而他,就是被这种认真感染着,鼓动着,把这半年来狼群里发生的种种,都告诉了田钺。
一起在酒店房间里吃了个便饭,他在席间逐一讲述着周遭发生的变化。包括白未然放弃继承权之后下一任新狼王到底有可能花落谁家,包括白家老宅、大宅、外宅的成员变化,包括鬻犬买卖和地下搏击等娱乐场所都已经彻底关闭,包括新的监管机构已经建成,正在一点点把有必要集中过去的鬻犬都集中到一起,包括最受瞩目的新型药物已经在停运的前hzq生产线上开始了试行品的小规模生产,虽然这种药物经证实,只能保证每服用一次可以将药效维持多半天,仍旧被所有人期待着,可以快点正式投入量产……
“那……肖雨泽也要被送过去?”听着所有让他瞠目结舌的变化,田钺总算是有空想到了他在乎的点。
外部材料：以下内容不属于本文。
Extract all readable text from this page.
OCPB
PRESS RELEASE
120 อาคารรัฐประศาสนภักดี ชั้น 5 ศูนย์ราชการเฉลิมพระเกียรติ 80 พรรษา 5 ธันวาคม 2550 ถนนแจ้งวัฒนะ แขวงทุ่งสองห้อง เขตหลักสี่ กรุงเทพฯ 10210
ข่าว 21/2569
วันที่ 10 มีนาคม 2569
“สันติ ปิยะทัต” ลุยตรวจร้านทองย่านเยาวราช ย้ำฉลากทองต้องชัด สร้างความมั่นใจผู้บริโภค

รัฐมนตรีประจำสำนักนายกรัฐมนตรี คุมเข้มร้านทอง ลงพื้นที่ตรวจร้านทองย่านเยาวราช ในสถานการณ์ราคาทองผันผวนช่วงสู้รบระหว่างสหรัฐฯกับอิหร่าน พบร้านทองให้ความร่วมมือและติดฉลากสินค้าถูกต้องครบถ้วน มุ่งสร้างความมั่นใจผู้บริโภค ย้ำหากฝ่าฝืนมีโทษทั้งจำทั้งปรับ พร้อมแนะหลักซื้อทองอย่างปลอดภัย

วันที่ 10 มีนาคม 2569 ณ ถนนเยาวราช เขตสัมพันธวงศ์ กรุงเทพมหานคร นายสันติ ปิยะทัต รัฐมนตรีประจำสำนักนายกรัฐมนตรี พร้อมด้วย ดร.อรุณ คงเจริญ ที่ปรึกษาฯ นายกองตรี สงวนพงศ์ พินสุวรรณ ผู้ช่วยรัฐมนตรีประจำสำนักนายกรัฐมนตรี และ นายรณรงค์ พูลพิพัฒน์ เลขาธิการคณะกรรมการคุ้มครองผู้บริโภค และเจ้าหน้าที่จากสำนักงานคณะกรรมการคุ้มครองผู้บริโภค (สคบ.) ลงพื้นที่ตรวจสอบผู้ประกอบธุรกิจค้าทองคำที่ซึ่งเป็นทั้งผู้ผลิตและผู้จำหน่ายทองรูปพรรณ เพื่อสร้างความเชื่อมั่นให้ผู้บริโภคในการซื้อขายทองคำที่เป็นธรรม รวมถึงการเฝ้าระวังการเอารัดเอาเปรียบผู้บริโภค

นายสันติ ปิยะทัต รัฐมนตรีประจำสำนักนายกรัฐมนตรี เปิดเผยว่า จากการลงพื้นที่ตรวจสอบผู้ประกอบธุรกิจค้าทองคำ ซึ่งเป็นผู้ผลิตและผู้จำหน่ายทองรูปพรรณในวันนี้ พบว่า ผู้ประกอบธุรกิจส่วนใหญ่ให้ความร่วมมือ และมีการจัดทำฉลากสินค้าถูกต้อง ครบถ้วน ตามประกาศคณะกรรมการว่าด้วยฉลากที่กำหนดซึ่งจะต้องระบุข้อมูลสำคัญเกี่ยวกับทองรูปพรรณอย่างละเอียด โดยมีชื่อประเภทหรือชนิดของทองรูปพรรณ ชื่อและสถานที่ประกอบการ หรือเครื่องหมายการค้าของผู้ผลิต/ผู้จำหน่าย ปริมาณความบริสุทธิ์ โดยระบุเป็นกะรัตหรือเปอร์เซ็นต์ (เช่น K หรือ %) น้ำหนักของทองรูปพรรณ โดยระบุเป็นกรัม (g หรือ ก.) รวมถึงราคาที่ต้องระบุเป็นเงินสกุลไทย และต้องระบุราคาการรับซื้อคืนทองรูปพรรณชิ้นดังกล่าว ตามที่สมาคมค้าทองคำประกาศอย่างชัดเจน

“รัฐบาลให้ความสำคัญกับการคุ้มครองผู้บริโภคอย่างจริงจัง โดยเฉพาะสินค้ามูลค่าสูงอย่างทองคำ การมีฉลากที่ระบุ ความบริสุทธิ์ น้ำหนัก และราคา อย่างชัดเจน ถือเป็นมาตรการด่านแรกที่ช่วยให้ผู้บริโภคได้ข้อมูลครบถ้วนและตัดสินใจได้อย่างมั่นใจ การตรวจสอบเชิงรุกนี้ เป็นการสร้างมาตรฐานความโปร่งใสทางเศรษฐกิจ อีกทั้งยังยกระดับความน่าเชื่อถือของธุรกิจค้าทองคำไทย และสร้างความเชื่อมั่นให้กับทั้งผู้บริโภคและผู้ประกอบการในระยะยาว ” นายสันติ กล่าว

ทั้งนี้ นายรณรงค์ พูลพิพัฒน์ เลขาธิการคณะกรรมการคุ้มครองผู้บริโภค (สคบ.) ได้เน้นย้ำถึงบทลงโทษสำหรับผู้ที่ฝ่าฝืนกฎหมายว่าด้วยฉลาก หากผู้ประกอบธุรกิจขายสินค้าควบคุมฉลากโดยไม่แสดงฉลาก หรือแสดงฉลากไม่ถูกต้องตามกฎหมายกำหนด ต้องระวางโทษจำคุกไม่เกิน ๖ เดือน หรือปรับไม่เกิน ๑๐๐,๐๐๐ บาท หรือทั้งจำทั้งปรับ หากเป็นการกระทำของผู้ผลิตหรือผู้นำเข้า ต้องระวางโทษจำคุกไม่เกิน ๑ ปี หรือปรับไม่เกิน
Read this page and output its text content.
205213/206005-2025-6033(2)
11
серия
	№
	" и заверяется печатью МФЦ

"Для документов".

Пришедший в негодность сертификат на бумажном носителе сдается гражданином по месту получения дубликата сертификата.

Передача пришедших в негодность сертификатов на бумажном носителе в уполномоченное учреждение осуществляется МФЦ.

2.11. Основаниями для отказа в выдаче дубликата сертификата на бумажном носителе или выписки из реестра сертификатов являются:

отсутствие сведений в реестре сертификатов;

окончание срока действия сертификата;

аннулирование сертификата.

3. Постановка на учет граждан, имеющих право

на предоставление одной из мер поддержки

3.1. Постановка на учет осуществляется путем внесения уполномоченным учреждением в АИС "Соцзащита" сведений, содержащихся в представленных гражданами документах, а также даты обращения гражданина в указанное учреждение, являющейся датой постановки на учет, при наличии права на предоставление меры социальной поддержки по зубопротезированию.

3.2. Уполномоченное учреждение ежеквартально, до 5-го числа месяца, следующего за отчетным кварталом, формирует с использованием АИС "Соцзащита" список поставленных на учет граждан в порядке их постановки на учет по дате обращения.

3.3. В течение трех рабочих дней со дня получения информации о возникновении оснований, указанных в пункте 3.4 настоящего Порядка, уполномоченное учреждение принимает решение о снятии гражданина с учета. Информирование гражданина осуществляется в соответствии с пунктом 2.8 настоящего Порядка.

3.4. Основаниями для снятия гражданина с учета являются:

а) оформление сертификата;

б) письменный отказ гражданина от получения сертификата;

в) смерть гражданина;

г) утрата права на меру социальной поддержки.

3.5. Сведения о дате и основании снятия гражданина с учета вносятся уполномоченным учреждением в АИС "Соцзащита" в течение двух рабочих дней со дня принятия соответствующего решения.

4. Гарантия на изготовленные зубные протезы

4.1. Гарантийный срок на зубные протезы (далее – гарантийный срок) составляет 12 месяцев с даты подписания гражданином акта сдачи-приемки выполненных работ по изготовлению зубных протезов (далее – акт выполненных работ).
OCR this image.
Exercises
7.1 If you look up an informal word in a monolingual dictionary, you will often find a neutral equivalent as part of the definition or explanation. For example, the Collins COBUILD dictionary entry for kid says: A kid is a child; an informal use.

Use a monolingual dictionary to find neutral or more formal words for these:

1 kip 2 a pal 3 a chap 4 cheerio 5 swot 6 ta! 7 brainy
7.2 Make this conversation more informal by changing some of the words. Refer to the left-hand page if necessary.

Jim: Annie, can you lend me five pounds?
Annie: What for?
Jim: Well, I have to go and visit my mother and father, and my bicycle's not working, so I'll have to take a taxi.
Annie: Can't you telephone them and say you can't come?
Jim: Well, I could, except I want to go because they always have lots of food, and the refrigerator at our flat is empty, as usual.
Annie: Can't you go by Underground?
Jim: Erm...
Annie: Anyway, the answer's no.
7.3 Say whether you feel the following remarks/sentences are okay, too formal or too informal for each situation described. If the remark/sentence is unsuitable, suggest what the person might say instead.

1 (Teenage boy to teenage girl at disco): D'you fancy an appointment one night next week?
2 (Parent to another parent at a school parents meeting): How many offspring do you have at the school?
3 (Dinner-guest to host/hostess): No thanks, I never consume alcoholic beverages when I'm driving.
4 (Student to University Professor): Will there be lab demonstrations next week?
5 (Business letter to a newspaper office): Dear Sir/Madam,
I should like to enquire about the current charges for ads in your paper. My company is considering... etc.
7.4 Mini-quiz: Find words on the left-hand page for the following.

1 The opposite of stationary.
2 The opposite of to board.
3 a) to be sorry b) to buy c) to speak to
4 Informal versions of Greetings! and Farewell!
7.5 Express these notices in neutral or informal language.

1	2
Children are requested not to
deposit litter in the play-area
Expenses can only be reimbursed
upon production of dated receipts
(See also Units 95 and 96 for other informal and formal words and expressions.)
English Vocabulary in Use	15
“没有,他还住在蒋鸾家。毕竟他们两个关系是良好的,蒋鸾没有亏待他,而且他又是猿种,不会因为是鬻犬就折寿。所以现在都是每天按时服药,让那个味道被压制住而已。”
“好吧……”田钺觉得心里轻松踏实了不少,稍事沉吟,他向康樵提出了最重要的一个请求,和一个问题。
请求,是对于这次碰面和交谈内容暂且保密。
问题么……反正,几天后,他按照康樵给的地址,找到了白家老宅,见到了白子虚,见到了李思玄,见到了狼群最中心的位置之一。
而从看到田钺出现的那一刻起,白子虚就深深知道,再想让这只猴子远离狼种的秘密,都为时已晚,不可能了。
他确实是想要暴怒的,但他瞥见了对方手背上刺青的痕迹,那跟自己那个疯了傻了一样的蠢儿子身上完全相同的刺青。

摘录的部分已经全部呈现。